Off-policy learning with approximation

The extension of function approximation turns out to be significantly different and harder for on-policy learning than it is for on-policy learning.

The tabular on-policy methods readily extend to semi-gradient algorithms, but these algorithms do not converge as robustly as they do under on-policy training.

Recall that in on-policy learning we seek to learn a value function for a target policy $\pi$, given data due to a different behavior policy $b$.

In the control case, action values are learned, and both policies typically change during learning-$\pi$ being the greedy policy with respect to $\hat{q}$, and $b$ being something more exploratory such as the $\varepsilon$-greedy policy with respect to $\hat{q}$.

The challenge of off-policy learning comes from:

  • Target of the update, which arises from the tabular case. Importance Sampling is used to deal with this.
  • Distribution of the updates, which arises from function approximation.

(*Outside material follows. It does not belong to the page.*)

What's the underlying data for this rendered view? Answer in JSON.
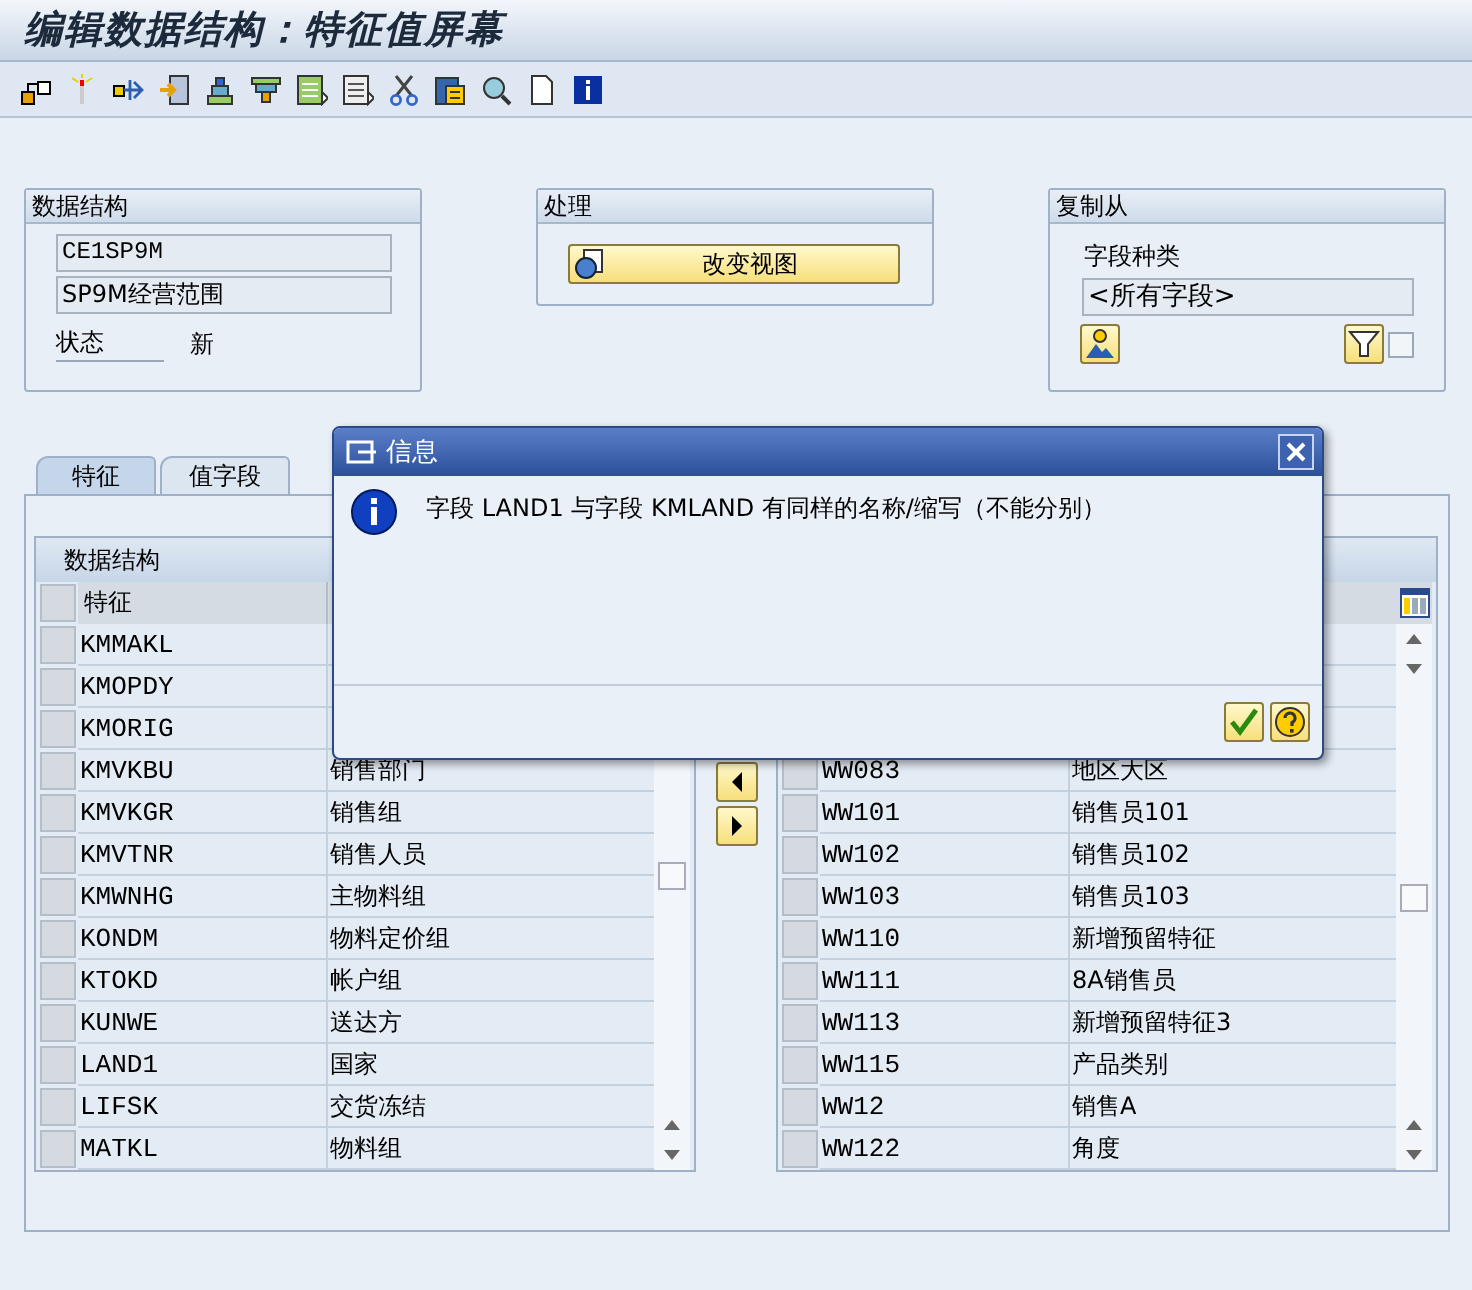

Dealing with the first challenge, we have Semi-gradient off-policy TD(0):

$$ \mathbf{w}_{t+1} \doteq \mathbf{w}_{t}+\alpha \rho_{t} \delta_{t} \nabla \hat{v}\left(S_{t}, \mathbf{w}_{t}\right) $$

where,

$$ \rho_{t} \doteq \rho_{t: t}=\frac{\pi\left(A_{t} \mid S_{t}\right)}{b\left(A_{t} \mid S_{t}\right)} $$

and $\delta_{t}$ is defined appropriately depending on whether the problem is episodic and discounted, or continuing and undiscounted using average reward:

$$ \delta_{t} \doteq R_{t+1}+\gamma \hat{v}\left(S_{t+1}, \mathbf{w}_{t}\right)-\hat{v}\left(S_{t}, \mathbf{w}_{t}\right) $$

$$ \delta_{t} \doteq R_{t+1}-\bar{R}_{t}+\hat{v}\left(S_{t+1}, \mathbf{w}_{t}\right)-\hat{v}\left(S_{t}, \mathbf{w}_{t}\right) $$